Representatives of the Sumgayit city government stated only that the factories are not under their control and declined all further comment.

Sumgayit’s woes are part of a larger unemployment problem. A source at the State Oil Company of the Azerbaijani Republic (SOCAR), Azerbaijan’s largest employer, told Turan news agency on April 23 that the government had ordered the company to dismiss men born in and before 1947 and women born in and before 1952. Salaries for the rest of SOCAR’s 65,000 employees will be slashed by 30 to 35 percent, the source said. SOCAR executives have not commented on the report.

For now, official unemployment figures are comparatively modest, primarily because of the current preference for sending idle workers on unpaid leave. At an April 10 news conference, State Statistics Committee Chairman Arif Valiyev claimed that, technically speaking, only 6,000 jobs had been lost in Azerbaijan during the first quarter of 2009. He added that competition for jobs was also increasing; in February, five unemployed people were said to be competing for each job vacancy, compared with a three-to-one ration in September 2008.

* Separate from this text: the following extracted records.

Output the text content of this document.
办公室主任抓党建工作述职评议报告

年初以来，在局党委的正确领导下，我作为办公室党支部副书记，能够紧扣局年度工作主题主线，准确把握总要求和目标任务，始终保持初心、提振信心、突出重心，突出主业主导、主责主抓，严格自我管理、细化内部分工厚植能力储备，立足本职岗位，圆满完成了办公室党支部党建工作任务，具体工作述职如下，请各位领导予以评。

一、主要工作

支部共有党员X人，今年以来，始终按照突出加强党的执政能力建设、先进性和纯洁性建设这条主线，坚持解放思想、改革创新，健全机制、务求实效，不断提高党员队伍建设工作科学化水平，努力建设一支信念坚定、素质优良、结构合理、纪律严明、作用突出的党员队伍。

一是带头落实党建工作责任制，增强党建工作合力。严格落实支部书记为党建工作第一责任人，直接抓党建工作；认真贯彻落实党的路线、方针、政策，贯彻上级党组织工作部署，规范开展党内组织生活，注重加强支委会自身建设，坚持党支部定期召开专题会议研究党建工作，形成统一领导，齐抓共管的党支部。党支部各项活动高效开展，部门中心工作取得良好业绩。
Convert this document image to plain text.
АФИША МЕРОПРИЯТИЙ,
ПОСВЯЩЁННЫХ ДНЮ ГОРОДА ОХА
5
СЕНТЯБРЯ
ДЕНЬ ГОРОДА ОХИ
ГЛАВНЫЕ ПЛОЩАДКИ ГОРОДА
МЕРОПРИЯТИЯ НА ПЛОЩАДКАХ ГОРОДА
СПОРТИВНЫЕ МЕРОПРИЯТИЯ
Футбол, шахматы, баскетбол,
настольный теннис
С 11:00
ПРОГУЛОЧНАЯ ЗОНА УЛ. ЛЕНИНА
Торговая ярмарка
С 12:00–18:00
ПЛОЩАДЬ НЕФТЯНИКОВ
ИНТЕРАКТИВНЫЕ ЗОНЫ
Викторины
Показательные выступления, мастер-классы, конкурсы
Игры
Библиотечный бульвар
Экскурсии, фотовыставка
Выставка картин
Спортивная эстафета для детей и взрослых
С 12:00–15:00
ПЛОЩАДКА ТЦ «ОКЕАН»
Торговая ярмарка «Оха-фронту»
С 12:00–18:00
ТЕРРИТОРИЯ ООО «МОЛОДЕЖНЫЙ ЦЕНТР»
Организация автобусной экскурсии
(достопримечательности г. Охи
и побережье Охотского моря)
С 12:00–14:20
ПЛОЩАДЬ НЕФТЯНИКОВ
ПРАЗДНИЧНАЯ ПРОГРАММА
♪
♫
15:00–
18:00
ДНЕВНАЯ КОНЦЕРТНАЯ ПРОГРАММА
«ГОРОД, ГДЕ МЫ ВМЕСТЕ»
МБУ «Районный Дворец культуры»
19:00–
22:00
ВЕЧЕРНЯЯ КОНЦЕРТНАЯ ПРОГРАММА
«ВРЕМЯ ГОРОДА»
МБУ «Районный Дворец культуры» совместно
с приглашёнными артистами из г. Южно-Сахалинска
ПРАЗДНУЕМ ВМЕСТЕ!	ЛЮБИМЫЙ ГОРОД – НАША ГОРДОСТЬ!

The government, for its part, has pledged support for the state-owned factories in Sumgayit. "The government should do its best to soften the social welfare problems of their workers," President Ilham Aliyev declared at an April 22 cabinet meeting. Wages, he added, should be paid "for several months ahead."

The president did not identify the way to overcome the crisis in Azerbaijan’s chemical, aluminum and metallurgical industries, but pledged that "after the global crisis ends, the government will put additional investments into these industries."